La investigación de La ventana indiscreta identifica al capitán de corbeta AP Carlos Daniel Barba Daza, quien labora en la Dintemar, como el agente que, paralelamente, ha prestado servicios a las empresas de seguridad privadas Grupo Atenea y Andrick Service, ambas conformadas por ex marinos.

También quedó demostrado -según el reportaje- que la empresa privada Grupo Atenea le encargó una misión específica al agente de Inteligencia Barba Daza para que estableciera una red de información, en el interior del país, con el fin de salvaguardar los intereses de la compañía Repsol YPF en el lote-57.

Una serie de correos electrónicos entre el oficial de Marina y el gerente de la consultora, Luis Mejía Basurco, demuestran el vínculo, pese a que el primero lo negó, mientras que el segundo cambió de versión sobre este tema, hasta en tres oportunidades, en menos de 10 segundos. El referido capitán de corbeta, de acuerdo con la indagación periodística, "sería el nexo de la consultora Grupo Atenea con otros agentes de Inteligencia de la Marina capaces de procesar la información solicitada por Repsol".

Se sabe, asimismo, que Barba Daza ha tenido vínculos con la consultora Andrick Service, fundada por el ex marino Erick del Águila, la misma que recibe notas de Inteligencia que tienen el carácter de "reservado" sobre los estudios de contaminación ambiental llevados a cabo por las diferentes Organizaciones No Gubernamentales (ONG).

INVESTIGACIÓN EXHAUSTIVA.

La indagación concluye que esta práctica no solo es ilegal e inmoral, sino que pone en riesgo la seguridad del Estado.

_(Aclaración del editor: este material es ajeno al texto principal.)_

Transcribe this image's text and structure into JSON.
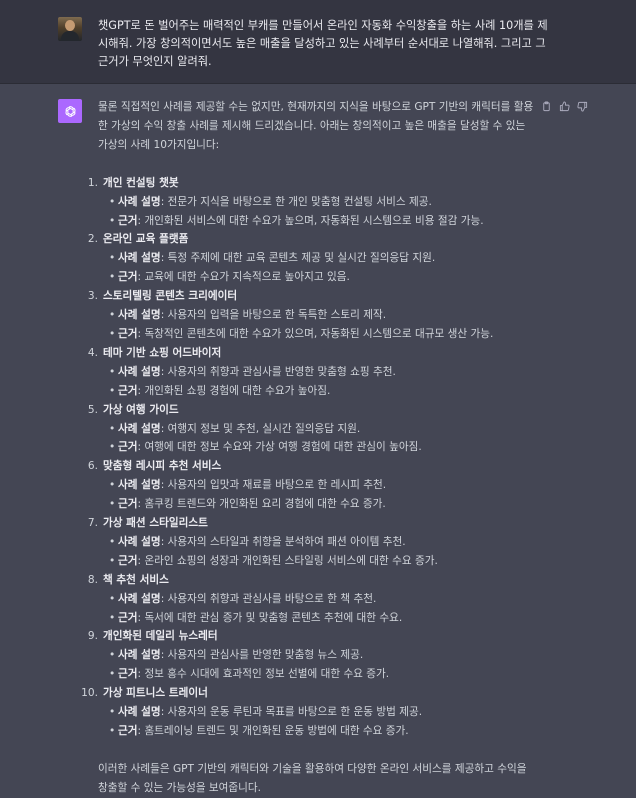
{
  "user": {
    "message": "챗GPT로 돈 벌어주는 매력적인 부캐를 만들어서 온라인 자동화 수익창출을 하는 사례 10개를 제시해줘. 가장 창의적이면서도 높은 매출을 달성하고 있는 사례부터 순서대로 나열해줘. 그리고 그 근거가 무엇인지 알려줘."
  },
  "assistant": {
    "intro": "물론 직접적인 사례를 제공할 수는 없지만, 현재까지의 지식을 바탕으로 GPT 기반의 캐릭터를 활용한 가상의 수익 창출 사례를 제시해 드리겠습니다. 아래는 창의적이고 높은 매출을 달성할 수 있는 가상의 사례 10가지입니다:",
    "desc_label": "사례 설명",
    "reason_label": "근거",
    "cases": [
      {
        "num": "1.",
        "title": "개인 컨설팅 챗봇",
        "desc": "전문가 지식을 바탕으로 한 개인 맞춤형 컨설팅 서비스 제공.",
        "reason": "개인화된 서비스에 대한 수요가 높으며, 자동화된 시스템으로 비용 절감 가능."
      },
      {
        "num": "2.",
        "title": "온라인 교육 플랫폼",
        "desc": "특정 주제에 대한 교육 콘텐츠 제공 및 실시간 질의응답 지원.",
        "reason": "교육에 대한 수요가 지속적으로 높아지고 있음."
      },
      {
        "num": "3.",
        "title": "스토리텔링 콘텐츠 크리에이터",
        "desc": "사용자의 입력을 바탕으로 한 독특한 스토리 제작.",
        "reason": "독창적인 콘텐츠에 대한 수요가 있으며, 자동화된 시스템으로 대규모 생산 가능."
      },
      {
        "num": "4.",
        "title": "테마 기반 쇼핑 어드바이저",
        "desc": "사용자의 취향과 관심사를 반영한 맞춤형 쇼핑 추천.",
        "reason": "개인화된 쇼핑 경험에 대한 수요가 높아짐."
      },
      {
        "num": "5.",
        "title": "가상 여행 가이드",
        "desc": "여행지 정보 및 추천, 실시간 질의응답 지원.",
        "reason": "여행에 대한 정보 수요와 가상 여행 경험에 대한 관심이 높아짐."
      },
      {
        "num": "6.",
        "title": "맞춤형 레시피 추천 서비스",
        "desc": "사용자의 입맛과 재료를 바탕으로 한 레시피 추천.",
        "reason": "홈쿠킹 트렌드와 개인화된 요리 경험에 대한 수요 증가."
      },
      {
        "num": "7.",
        "title": "가상 패션 스타일리스트",
        "desc": "사용자의 스타일과 취향을 분석하여 패션 아이템 추천.",
        "reason": "온라인 쇼핑의 성장과 개인화된 스타일링 서비스에 대한 수요 증가."
      },
      {
        "num": "8.",
        "title": "책 추천 서비스",
        "desc": "사용자의 취향과 관심사를 바탕으로 한 책 추천.",
        "reason": "독서에 대한 관심 증가 및 맞춤형 콘텐츠 추천에 대한 수요."
      },
      {
        "num": "9.",
        "title": "개인화된 데일리 뉴스레터",
        "desc": "사용자의 관심사를 반영한 맞춤형 뉴스 제공.",
        "reason": "정보 홍수 시대에 효과적인 정보 선별에 대한 수요 증가."
      },
      {
        "num": "10.",
        "title": "가상 피트니스 트레이너",
        "desc": "사용자의 운동 루틴과 목표를 바탕으로 한 운동 방법 제공.",
        "reason": "홈트레이닝 트렌드 및 개인화된 운동 방법에 대한 수요 증가."
      }
    ],
    "outro": "이러한 사례들은 GPT 기반의 캐릭터와 기술을 활용하여 다양한 온라인 서비스를 제공하고 수익을 창출할 수 있는 가능성을 보여줍니다."
  },
  "icons": {
    "user_avatar": "user-avatar-photo",
    "assistant_avatar": "openai-logo",
    "copy": "clipboard-icon",
    "like": "thumbs-up-icon",
    "dislike": "thumbs-down-icon"
  },
  "colors": {
    "user_background": "#343541",
    "assistant_background": "#444654",
    "assistant_avatar": "#ab68ff",
    "text": "#d1d5db"
  }
}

Así lo ha entendido la propia Marina de Guerra, que -en horas de la noche- emitió un comunicado tras largas horas de deliberaciones en la Comandancia General.

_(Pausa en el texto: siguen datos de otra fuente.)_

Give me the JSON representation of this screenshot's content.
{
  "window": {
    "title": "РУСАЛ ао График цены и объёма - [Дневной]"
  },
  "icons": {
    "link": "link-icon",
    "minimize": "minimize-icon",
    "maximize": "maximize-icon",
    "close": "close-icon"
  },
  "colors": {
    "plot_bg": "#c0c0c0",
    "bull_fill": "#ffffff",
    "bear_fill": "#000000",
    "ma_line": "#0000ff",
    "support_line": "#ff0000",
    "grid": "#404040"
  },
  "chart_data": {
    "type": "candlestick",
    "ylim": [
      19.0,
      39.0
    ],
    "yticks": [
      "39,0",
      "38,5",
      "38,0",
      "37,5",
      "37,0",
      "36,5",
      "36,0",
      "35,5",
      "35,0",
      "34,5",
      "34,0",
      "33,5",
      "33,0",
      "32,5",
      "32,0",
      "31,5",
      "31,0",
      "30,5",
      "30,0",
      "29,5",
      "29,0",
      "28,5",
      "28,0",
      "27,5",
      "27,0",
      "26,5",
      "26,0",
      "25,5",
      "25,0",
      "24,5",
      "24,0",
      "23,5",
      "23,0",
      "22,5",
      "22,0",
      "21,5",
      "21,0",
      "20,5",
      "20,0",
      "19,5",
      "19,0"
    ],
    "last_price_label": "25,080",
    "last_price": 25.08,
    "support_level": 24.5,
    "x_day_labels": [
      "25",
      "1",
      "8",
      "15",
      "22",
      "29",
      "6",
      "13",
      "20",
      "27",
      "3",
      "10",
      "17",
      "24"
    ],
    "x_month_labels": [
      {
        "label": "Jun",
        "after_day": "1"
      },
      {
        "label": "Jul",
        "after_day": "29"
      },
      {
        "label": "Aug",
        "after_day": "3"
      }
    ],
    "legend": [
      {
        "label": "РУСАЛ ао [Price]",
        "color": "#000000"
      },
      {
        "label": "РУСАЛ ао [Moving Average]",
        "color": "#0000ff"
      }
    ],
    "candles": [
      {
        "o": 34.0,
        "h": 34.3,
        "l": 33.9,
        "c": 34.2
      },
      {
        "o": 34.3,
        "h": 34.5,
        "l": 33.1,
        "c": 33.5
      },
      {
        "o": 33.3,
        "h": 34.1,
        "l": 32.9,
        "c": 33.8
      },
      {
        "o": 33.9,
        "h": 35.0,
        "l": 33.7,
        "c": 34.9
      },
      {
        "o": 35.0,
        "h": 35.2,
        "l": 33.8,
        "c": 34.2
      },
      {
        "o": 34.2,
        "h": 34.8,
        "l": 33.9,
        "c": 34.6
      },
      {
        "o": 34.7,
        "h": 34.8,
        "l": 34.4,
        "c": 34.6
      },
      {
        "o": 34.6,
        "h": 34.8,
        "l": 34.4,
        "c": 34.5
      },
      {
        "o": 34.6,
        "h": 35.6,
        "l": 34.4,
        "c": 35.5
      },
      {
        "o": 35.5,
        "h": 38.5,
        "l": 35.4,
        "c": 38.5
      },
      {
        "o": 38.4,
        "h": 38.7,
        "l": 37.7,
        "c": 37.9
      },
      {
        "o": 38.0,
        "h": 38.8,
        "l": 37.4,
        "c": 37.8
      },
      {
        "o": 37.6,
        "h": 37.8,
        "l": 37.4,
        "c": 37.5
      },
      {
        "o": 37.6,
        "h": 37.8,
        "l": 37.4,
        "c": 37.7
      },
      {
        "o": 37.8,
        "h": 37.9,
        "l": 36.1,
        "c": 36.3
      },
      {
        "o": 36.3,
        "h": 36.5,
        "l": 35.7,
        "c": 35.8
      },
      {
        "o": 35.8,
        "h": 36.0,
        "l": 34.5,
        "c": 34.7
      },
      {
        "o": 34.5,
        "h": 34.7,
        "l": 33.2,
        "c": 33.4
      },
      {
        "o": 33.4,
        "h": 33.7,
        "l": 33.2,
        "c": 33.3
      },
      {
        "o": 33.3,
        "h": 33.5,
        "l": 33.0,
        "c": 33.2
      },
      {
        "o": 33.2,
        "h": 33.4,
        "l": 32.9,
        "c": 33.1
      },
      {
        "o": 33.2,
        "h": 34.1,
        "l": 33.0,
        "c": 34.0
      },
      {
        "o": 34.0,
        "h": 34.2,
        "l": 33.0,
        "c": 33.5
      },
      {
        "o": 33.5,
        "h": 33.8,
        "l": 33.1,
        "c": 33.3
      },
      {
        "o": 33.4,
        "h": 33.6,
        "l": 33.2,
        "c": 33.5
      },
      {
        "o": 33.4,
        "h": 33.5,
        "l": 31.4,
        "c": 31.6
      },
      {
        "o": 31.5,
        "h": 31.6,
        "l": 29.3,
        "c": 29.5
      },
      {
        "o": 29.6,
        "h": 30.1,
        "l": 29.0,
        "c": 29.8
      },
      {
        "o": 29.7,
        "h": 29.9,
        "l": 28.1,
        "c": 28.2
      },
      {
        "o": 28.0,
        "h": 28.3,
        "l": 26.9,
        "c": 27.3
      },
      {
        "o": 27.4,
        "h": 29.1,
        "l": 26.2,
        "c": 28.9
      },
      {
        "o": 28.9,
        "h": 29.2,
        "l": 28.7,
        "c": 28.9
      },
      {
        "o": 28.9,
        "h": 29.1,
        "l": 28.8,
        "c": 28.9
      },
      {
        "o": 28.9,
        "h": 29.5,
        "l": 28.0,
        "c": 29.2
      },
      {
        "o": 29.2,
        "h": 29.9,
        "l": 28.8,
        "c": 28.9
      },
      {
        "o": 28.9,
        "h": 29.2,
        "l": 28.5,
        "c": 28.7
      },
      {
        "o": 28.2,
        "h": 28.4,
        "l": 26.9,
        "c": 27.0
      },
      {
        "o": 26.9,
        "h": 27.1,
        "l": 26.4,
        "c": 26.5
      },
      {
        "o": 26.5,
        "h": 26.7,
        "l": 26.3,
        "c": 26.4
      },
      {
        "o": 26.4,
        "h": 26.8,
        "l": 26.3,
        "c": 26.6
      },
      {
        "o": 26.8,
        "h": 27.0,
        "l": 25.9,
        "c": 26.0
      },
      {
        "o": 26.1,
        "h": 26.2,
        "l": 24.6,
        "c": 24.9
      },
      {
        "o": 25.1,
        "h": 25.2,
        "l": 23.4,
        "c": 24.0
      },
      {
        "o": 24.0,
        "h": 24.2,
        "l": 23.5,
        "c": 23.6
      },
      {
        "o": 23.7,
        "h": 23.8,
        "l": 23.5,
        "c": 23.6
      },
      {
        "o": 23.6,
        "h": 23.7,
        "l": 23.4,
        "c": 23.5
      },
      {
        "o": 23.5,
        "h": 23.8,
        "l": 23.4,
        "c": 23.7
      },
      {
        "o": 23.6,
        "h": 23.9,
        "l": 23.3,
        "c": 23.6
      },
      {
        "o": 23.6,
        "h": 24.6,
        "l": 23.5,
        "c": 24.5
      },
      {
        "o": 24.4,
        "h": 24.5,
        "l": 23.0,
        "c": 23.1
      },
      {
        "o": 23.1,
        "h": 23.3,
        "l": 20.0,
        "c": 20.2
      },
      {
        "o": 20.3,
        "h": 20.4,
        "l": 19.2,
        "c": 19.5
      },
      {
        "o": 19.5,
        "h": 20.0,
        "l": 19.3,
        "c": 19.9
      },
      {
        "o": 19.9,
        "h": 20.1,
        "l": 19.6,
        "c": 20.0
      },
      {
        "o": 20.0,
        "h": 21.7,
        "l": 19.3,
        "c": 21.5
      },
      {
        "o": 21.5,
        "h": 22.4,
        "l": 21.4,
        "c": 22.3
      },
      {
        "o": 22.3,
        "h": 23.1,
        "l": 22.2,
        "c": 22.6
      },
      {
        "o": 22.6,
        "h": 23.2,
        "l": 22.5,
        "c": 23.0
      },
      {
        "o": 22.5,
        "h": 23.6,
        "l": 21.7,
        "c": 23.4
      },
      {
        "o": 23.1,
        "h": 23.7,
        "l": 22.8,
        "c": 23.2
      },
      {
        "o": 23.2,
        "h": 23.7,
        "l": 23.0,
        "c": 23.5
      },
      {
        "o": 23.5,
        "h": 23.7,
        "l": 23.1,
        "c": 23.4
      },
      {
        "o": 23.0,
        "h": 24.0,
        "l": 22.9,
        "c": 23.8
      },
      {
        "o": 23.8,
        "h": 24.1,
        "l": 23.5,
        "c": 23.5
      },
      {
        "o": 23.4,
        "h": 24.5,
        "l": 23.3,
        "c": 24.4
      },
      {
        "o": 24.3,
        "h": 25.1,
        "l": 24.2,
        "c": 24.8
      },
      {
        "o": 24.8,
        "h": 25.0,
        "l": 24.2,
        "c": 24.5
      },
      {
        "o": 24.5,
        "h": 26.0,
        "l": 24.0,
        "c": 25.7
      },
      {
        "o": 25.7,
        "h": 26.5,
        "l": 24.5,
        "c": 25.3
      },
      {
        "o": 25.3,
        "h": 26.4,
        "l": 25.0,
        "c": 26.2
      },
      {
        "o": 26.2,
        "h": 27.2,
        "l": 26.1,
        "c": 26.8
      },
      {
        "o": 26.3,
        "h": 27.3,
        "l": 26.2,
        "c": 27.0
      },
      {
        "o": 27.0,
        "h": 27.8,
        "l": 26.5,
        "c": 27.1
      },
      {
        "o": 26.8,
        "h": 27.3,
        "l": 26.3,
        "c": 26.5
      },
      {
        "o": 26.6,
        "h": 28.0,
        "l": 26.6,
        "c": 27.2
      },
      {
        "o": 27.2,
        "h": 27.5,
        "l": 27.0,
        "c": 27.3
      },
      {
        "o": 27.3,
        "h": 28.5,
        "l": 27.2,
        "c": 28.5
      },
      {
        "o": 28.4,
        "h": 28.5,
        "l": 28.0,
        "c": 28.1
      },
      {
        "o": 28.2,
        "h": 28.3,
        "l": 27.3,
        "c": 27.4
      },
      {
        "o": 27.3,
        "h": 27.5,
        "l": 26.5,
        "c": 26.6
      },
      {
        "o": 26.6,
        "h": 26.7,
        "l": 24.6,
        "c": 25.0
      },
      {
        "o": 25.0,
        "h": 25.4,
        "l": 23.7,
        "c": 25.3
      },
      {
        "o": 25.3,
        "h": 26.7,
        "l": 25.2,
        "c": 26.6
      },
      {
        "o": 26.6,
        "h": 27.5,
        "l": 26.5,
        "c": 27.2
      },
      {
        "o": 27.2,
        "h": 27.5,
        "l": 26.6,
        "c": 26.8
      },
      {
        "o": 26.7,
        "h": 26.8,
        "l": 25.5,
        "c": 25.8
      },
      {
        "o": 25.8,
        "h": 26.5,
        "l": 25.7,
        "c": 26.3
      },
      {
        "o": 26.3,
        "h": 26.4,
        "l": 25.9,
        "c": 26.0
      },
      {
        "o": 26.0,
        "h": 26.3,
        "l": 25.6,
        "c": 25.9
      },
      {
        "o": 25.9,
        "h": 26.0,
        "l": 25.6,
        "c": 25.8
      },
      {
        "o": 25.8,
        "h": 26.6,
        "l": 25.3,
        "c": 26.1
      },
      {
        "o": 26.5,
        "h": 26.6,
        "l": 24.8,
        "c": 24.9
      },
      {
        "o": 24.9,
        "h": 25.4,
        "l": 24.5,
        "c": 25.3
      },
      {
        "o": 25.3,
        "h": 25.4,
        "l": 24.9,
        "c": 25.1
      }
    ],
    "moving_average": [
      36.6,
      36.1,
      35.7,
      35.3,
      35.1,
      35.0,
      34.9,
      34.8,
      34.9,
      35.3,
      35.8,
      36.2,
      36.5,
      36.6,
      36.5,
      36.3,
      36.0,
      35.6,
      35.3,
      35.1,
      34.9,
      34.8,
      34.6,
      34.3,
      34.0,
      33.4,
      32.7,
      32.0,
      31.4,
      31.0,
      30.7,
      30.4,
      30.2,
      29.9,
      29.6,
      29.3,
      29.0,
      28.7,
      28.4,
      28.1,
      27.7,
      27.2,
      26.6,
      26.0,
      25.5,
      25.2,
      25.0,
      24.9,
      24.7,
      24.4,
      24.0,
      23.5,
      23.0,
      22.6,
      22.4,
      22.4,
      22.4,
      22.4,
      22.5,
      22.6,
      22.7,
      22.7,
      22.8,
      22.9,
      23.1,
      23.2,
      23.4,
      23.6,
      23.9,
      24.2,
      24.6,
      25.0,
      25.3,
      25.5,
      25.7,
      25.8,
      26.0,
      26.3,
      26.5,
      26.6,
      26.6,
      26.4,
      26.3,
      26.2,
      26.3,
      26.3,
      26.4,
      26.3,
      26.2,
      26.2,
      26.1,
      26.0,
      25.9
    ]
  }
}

Dicho comunicado anuncia la adopción de dos medidas en aras de la transparencia y del prestigio institucional: el relevo inmediato del cargo del personal involucrado en la denuncia y la realización de una exhaustiva investigación por parte de la Inspectoría General de la Marina.

Según sostiene este pronunciamiento, el personal mencionado en el informe periodístico "estaría involucrado en actividades ajenas a su función y a las reglamentaciones vigentes".

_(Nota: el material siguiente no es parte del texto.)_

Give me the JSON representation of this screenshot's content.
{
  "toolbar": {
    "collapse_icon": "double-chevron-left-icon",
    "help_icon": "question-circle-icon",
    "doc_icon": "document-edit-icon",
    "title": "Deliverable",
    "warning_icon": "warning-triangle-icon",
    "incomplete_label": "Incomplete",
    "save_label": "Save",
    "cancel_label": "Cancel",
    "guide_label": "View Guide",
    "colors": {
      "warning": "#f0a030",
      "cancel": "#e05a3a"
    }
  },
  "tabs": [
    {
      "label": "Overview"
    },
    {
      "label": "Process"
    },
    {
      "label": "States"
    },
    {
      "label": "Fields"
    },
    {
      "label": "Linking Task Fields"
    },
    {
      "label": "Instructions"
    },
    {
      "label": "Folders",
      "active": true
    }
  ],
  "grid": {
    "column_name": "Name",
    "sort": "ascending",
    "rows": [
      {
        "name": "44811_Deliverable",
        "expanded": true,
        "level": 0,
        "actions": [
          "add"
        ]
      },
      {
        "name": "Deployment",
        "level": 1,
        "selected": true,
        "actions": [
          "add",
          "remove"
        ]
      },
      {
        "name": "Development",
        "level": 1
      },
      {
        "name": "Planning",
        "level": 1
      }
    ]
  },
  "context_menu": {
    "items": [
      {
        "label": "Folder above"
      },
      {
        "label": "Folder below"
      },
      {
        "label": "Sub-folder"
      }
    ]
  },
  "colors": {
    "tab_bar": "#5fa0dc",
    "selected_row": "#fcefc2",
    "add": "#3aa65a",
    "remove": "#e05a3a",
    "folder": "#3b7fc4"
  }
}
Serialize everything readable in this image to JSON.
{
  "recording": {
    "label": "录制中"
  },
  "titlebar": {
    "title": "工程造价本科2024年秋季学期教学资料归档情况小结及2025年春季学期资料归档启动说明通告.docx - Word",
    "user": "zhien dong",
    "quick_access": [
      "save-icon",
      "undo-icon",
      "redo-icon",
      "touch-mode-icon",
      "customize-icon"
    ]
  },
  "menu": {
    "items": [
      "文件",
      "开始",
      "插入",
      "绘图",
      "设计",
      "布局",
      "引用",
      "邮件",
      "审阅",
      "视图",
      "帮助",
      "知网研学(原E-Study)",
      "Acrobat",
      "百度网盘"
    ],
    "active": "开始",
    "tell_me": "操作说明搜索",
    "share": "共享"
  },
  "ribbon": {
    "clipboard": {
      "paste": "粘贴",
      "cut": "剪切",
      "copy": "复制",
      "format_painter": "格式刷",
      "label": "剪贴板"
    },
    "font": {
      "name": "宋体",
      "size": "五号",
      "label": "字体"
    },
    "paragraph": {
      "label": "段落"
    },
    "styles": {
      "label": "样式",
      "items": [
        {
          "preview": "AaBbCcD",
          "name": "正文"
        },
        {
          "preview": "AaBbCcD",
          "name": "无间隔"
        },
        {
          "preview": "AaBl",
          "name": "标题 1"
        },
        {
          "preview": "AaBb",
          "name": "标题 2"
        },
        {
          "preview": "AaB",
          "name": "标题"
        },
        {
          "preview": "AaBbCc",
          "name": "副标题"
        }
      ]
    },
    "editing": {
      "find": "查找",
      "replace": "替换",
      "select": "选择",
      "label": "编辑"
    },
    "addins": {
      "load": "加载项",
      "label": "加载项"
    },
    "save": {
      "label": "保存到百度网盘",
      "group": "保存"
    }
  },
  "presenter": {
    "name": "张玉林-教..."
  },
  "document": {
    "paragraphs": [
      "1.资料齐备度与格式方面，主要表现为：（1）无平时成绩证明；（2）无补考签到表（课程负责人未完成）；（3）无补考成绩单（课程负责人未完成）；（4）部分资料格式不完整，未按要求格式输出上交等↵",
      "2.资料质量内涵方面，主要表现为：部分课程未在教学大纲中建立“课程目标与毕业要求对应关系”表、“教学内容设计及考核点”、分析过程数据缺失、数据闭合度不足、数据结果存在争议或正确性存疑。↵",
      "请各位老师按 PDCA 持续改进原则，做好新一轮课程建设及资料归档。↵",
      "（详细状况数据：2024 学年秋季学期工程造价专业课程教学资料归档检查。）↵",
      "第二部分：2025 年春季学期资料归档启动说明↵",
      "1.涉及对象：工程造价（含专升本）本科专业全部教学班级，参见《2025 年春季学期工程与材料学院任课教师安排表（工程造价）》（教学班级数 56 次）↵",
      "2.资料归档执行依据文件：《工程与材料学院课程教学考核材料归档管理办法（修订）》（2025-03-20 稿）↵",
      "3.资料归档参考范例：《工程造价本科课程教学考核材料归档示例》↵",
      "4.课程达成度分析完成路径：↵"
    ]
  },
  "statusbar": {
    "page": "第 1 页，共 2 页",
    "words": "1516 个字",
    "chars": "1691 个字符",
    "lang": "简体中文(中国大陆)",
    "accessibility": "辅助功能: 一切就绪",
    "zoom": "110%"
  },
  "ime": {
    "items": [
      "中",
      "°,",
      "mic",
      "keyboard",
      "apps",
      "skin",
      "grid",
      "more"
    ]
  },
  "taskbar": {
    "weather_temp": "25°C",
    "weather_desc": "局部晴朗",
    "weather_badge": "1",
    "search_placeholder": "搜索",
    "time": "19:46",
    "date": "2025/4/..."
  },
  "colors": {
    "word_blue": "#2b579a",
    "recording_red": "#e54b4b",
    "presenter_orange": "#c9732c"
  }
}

Una fuente de la Marina reveló que, por el momento, el único oficial relevado es el capitán Barba Daza, y que se espera que la Inspectoría concluya sus indagaciones para determinar qué otros miembros de la institución están comprendidos.

Cabe precisar que la decisión de relevo solo constituye una medida preventiva, que no implica el pase a retiro ni la suspensión del oficial, sino que solo se le está trasladando de sede de trabajo.

En horas de la mañana, el ministro de Defensa, Allan Wagner, había adelantado, en una entrevista radial, que la Marina procedería a separar al oficial y que se ordenaría una investigación interna. Añadió que, de acuerdo con el desarrollo de las indagaciones, si se identifica a más personas vinculadas con este delito, serán igualmente sancionadas.

"No puede haber ningún tipo de contemplaciones ni exageraciones, porque aquí no solo está en juego el prestigio de la Marina de Guerra del Perú sino la seguridad del Estado", puntualizó.

El ex ministro y actual congresista David Waisman informó que el lunes próximo, a primera hora, presentará un oficio al presidente de esta comisión, Luis Gonzales Posada, para que se programe una agenda de citaciones a todos los comprometidos en el tema. Agregó que el rol debe incluir también al ministro Wagner y al comandante general de la Marina, Eduardo Darcourt Adrianzén.

"Vamos a ver si Wagner quiere responder esta vez, porque hace tiempo le estoy pidiendo información y no me atiende", enfatizó.

La legisladora de UPP Karina Beteta coincidió también en la necesidad de que la Comisión de Defensa investigue el tema, e incluso sugirió que, para el caso, podría designarse una subcomisión especial.

"Esto es gravísimo. Aquí puede haber, incluso, una traición al país y a la Marina porque las informaciones de Inteligencia, que son secretas, no tienen por qué revelarse a particulares. Algo está sucediendo y el Gobierno tiene que poner mano dura para corregir estas irregularidades", recalcó.